Successful Public Governance series

Series editors: Paul 't Hart, Professor, Utrecht School of Governance, Utrecht University, the Netherlands and Tina Nabatchi, Professor, Maxwell, School of Citizenship and Public Affairs, Syracuse University, US Editorial Advisory Group: Chrisopher Ansell, University of California at Berkeley, US Tobias Bach, University of Oslo, Norway Nicole Bolleyer, University of Exeter, UK Cary Coglianese, University of Pennsylvania, US Matthew Flinders, University of Sheffield, UK Sharon Gilad, Hebrew University, Israel Carsten Greve, Copenhagen Business School, Denmark Yee Kuang Heng, Tokyo University, Japan Jenny Lewis, University of Melbourne, Australia Martin Lodge, London School of Economics, UK M. Ramesh, National University of Singapore, Singapore Jos Raadschelders, Ohio State University, US Wolfgang Seibel, University of Konstanz, Germany Vivien A. Schmidt, Boston University, US Jacob Torfing, Roskilde University, Denmark

Societies have the best shot at thriving when they are governed through public institutions that are trustworthy, reliable, impartial, and competent. Yet in the first decades of the 21st century, governments and public institutions worldwide have been challenged by deep and fast changes in their operating environments. Thus, there is an urgent need for concepts, designs, and practices for successful public governance, which this groundbreaking new book series will seek to present.
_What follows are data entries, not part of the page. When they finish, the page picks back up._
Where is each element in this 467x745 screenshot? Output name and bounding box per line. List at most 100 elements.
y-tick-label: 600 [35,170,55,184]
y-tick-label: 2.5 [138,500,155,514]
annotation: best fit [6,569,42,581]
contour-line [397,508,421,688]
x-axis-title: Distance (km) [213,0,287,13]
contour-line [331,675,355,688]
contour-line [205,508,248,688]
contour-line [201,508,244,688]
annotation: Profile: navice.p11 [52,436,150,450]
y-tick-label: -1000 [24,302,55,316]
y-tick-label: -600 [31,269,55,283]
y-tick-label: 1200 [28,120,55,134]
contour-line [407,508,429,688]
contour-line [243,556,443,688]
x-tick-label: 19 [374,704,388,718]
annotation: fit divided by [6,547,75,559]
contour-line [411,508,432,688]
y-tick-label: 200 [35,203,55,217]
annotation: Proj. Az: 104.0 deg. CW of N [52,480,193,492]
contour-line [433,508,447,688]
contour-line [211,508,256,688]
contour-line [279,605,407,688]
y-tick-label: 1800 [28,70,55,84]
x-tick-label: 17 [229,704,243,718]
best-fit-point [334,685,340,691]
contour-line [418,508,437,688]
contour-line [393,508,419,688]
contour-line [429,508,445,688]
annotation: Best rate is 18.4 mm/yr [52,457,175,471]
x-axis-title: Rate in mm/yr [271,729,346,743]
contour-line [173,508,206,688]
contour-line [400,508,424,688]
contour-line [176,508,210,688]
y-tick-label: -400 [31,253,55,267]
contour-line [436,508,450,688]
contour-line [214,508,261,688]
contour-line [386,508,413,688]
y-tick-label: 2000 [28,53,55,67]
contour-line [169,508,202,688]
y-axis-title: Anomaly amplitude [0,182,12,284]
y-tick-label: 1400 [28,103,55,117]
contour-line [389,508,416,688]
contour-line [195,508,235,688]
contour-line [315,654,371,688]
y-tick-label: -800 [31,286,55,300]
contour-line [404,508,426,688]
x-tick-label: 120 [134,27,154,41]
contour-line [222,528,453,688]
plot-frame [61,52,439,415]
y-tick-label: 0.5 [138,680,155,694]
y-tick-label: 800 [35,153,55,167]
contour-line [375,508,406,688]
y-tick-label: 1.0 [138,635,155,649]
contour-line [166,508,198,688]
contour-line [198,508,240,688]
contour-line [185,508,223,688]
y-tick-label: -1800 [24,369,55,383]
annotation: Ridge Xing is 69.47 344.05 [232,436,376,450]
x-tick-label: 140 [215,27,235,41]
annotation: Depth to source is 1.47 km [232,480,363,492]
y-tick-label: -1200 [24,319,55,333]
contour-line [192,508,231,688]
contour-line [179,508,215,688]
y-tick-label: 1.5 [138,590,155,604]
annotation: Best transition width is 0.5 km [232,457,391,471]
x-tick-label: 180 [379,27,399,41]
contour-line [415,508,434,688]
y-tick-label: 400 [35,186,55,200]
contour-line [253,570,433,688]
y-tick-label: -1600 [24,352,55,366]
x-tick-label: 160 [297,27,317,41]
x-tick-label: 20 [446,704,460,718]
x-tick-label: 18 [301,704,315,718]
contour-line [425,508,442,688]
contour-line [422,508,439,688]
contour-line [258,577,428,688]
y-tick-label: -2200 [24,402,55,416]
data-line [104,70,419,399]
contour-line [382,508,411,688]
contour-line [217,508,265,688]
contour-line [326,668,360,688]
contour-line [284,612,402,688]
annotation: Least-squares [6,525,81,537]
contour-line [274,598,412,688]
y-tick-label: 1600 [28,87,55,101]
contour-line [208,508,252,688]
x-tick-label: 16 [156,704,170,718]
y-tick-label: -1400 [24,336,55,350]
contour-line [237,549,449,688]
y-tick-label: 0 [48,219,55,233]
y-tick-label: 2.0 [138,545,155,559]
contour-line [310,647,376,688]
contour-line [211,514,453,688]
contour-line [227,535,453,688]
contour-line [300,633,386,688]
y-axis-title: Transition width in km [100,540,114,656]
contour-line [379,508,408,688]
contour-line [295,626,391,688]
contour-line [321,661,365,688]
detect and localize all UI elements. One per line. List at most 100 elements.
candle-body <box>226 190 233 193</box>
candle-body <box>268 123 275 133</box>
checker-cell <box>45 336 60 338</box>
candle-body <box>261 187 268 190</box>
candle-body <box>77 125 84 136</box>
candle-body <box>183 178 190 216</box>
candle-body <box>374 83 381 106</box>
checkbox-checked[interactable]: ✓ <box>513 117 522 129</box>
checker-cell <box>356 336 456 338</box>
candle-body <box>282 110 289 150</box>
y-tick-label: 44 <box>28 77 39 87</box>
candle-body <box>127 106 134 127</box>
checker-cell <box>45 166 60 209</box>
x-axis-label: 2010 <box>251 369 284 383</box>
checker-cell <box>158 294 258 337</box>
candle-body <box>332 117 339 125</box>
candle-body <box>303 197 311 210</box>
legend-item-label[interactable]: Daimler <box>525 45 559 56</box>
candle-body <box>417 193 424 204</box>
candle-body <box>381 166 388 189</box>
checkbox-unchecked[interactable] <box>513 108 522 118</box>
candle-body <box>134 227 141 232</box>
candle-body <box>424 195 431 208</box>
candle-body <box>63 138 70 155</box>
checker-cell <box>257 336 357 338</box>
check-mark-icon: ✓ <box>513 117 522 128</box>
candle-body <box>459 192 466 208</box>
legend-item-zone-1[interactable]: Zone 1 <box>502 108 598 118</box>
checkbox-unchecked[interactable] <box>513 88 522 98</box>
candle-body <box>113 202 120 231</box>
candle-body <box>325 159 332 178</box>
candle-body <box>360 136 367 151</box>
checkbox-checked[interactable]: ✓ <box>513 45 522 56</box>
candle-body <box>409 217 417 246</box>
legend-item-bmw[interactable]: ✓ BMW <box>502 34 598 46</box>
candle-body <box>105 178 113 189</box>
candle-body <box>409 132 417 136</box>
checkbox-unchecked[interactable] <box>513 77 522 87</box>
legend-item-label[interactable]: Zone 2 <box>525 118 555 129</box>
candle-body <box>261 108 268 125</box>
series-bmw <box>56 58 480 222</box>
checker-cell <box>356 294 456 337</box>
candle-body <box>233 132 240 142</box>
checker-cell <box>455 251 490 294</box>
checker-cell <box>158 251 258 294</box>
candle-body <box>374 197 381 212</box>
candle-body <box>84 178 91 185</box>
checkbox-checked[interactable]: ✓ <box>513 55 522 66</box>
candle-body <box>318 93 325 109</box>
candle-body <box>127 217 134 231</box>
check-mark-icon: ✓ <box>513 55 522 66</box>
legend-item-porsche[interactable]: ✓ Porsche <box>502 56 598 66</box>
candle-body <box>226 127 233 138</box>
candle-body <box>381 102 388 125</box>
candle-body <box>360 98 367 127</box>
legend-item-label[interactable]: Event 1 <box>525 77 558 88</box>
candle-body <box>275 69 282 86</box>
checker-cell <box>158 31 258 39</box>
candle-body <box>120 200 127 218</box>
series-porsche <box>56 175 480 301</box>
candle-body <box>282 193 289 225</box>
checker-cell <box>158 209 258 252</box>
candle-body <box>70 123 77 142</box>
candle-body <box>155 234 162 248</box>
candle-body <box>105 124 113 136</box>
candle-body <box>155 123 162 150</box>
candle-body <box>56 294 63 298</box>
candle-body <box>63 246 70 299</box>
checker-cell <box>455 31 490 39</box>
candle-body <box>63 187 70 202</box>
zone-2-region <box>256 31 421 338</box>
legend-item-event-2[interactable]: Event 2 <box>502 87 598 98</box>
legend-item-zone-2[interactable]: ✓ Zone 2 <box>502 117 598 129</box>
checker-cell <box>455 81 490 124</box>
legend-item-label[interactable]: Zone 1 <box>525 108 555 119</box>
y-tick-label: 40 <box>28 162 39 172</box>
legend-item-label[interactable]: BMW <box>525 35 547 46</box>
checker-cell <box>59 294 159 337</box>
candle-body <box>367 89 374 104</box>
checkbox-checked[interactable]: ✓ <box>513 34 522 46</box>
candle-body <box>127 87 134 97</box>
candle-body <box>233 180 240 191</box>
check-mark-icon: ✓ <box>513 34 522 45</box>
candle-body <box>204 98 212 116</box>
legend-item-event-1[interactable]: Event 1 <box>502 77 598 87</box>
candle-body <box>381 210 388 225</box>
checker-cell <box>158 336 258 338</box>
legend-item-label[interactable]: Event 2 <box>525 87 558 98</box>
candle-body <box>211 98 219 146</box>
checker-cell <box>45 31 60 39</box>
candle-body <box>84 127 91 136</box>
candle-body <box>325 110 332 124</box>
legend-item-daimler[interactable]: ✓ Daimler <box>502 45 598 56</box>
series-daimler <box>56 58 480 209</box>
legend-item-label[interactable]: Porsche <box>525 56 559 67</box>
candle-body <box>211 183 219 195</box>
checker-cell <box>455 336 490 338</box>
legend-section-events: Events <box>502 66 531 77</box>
Under the direction of the Series Editors, the series will present a number of approaches to the topic of successful public governance, including:

• Conceptualizations and critiques of the notion and ideal of ‘success’ in public sector and political settings.

• Methodological strategies for designing and conducting ‘positive’ evaluations of public policies, organisations, networks, initiatives, and other forms of public governance.

• Empirical studies that provide close-up, comparative, experimental, and large-n/big data research identifying, describing, explaining, and/or interpreting highly effective, highly adaptive, highly democratic, highly reputed, highly resilient public governance institutions and practices.

• Pleas, proposals, designs giving ideational accounts of ‘what should and might be’ when it comes to successful public governance.

The Series Editors welcome contributions from scholars across the social sciences and law, tackling a wide range of governance phenomena (e.g. policy design, implementation and service delivery, regulation, institutional learning, risk and crisis management, organizational performance, coordination and collaboration, resilience) including levels of governance, governmental and non-governmental settings, and formal and informal institutions and practices, and employing the full range of methodological approaches.

Books in the series should advance scholarly debate, and/or be usable as advanced texts for (post)graduate students. Relatively compact (70-80.000 words, 150-180 printed pages), manuscripts are preferred, though persuasive proposals for longer manuscripts will also be considered.